Now, the world’s largest economic Bloc – the European Union – has moved to improve the competitiveness of renewables businesses in Europe.
“These massive governments competing to make clean energy production cheaper and easier could be really beneficial for the renewables sector,” said Mike Dragosits, the Portfolio Manager at Harvest ETFs responsible for the Harvest Clean Energy ETF. “The US stepping up its funding, followed by the EU improving regulations, and a push from China could mean massive economies are racing each other to make business easier and more profitable for clean energy producers.”
How the EU is matching the US
The EU looks set to help their clean energy companies compete with American funding. They’re not doing it with new money though, there’s already 210 billion Euro marked for clean energy in the RePower EU plan, instead they’re cutting red tape to improve competition.

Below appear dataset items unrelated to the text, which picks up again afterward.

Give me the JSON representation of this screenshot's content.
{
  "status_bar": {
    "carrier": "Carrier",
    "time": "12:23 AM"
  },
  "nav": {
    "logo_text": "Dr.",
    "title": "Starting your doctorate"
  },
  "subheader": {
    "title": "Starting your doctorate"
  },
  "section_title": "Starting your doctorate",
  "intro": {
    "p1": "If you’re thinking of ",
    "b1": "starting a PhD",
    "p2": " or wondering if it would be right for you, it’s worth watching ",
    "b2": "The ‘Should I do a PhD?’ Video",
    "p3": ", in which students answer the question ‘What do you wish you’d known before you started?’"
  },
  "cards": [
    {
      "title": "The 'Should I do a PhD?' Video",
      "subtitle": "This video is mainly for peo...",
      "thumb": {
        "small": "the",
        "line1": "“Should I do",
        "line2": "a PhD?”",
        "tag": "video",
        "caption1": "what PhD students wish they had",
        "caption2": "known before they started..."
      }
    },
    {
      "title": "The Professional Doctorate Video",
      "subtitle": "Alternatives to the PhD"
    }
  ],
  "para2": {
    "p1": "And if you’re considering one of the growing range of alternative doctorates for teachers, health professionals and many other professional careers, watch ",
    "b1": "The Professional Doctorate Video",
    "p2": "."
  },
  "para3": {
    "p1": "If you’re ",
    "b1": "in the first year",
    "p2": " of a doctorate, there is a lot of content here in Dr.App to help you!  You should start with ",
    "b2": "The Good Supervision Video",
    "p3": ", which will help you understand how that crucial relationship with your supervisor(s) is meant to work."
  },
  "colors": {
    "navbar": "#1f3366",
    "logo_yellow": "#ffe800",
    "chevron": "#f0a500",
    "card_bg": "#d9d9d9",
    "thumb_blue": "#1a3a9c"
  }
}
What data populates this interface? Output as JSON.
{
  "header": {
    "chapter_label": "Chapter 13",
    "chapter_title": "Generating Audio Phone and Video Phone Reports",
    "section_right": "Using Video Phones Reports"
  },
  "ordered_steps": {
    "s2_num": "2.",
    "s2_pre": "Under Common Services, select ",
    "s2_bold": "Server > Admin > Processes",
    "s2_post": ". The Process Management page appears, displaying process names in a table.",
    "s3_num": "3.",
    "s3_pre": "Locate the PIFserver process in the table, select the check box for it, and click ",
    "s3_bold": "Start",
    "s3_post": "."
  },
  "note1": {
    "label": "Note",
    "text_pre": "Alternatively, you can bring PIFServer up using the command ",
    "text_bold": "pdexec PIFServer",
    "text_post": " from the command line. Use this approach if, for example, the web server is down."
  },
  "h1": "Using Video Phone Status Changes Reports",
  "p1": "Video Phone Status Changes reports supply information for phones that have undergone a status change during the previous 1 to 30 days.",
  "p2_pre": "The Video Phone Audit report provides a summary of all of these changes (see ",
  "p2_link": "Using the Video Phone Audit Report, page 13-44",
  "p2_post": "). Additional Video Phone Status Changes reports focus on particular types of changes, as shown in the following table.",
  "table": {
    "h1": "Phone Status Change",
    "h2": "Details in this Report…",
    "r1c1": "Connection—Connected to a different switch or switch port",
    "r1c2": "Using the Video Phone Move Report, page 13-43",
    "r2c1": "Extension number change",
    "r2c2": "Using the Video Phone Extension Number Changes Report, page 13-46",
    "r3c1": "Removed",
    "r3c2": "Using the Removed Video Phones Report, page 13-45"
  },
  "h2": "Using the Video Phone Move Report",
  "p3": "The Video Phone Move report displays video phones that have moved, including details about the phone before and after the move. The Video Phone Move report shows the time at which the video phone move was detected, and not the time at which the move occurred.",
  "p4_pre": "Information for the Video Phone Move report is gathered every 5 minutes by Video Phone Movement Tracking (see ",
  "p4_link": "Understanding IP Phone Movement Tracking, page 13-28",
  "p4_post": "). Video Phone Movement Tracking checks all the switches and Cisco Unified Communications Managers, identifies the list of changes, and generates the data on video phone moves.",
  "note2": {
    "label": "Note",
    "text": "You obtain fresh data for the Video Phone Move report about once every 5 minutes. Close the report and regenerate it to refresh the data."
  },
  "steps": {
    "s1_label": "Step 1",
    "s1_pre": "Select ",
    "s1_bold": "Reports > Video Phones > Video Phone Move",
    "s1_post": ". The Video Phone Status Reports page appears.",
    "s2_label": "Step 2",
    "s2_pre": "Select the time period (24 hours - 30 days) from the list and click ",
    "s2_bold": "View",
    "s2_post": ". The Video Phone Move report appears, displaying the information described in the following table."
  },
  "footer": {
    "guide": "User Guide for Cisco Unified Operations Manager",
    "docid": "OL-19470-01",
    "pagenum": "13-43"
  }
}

Two new initiatives: the Grean Deal Industrial Plan for the Net Zero Age (GDIP) and the forthcoming Net Zero Industry Act (NZIA) have been designed to complement the economic bloc’s raft of clean energy and anti-climate change initiatives.
The GDIP’s core pillar is the construction of a predictable & simplified regulatory environment. That should, on paper, make the EU funds available in programs like RePower EU easier for businesses to access. It also shifts the incentive structure somewhat away from R&D towards larger scale manufacturing. Emphasizing scale is a notable part of the global clean energy transition captured by HCLN. While innovation continues, we now have many technologies that can produce clean energy quite cheaply. The scale and speed of implementation is now key for countries seeking energy independence and achievement of Net Zero emissions goals.
The NZIA is not as far along the approvals path as the GDIP, however it includes many notable initiatives. It targets improvements in the strategic value chain – which could facilitate faster permitting and easier access to funding. Perhaps most notably, it applies one of the EU’s most significant tools: common standards.
As dull as that might seem, the EU as a bloc of 27 states with the combined 3rd largest economy in the globe can create a global standard by setting its own common standards. EU standards for products like agricultural goods, automobiles, and even smartphones are often adopted by countries outside the EU, as they need to meet those standards to do business in most of Europe. Applying EU standards to clean energy producers could improve overall interoperability and standardization in the global sector.
Both the NZIA and the GDIP have been greeted by analysts as an EU answer to the US’ IRA. As both huge economies try to outdo each other in subsidizing and easing regulations for clean energy, one Canadian ETF is set up to benefit.
How one ETF can help investors access clean energy
The Harvest Clean Energy ETF (HCLN:TSX) is designed to capture the global clean energy mega-trend for Canadian investors. It does so by investing in an equal weight portfolio of the 40 largest global clean energy producers and equipment & services companies. It adheres to a set of rules which include mandatory global allocations, and the maintenance of an equal-weight allocation. The equal-weight mandate allows for smaller companies in other markets to be captured – rather than performance being dominated by the few largest players. These rules are set to capture the global clean energy sector.
By going global, the ETF can benefit from every major regulatory player’s moves to improve conditions for clean energy businesses. Its holdings in the US already benefitted from the passage of the IRA. Its European holdings are exposed to any future initiatives by the EU to make business easier for clean energy producers. It has exposure to Chinese clean energy companies too, and could benefit if that country decides to accelerate this regulatory ‘arms race.’
“The transition to clean energy is a global initiative with every major economy committed to reducing emissions and fighting climate change,” said Dragosits. “These regulatory moves and government initiatives like the RIA, GDIP and NZIA are all steps in that direction. The HCLN ETF is set up to capture tailwinds from each of those steps.”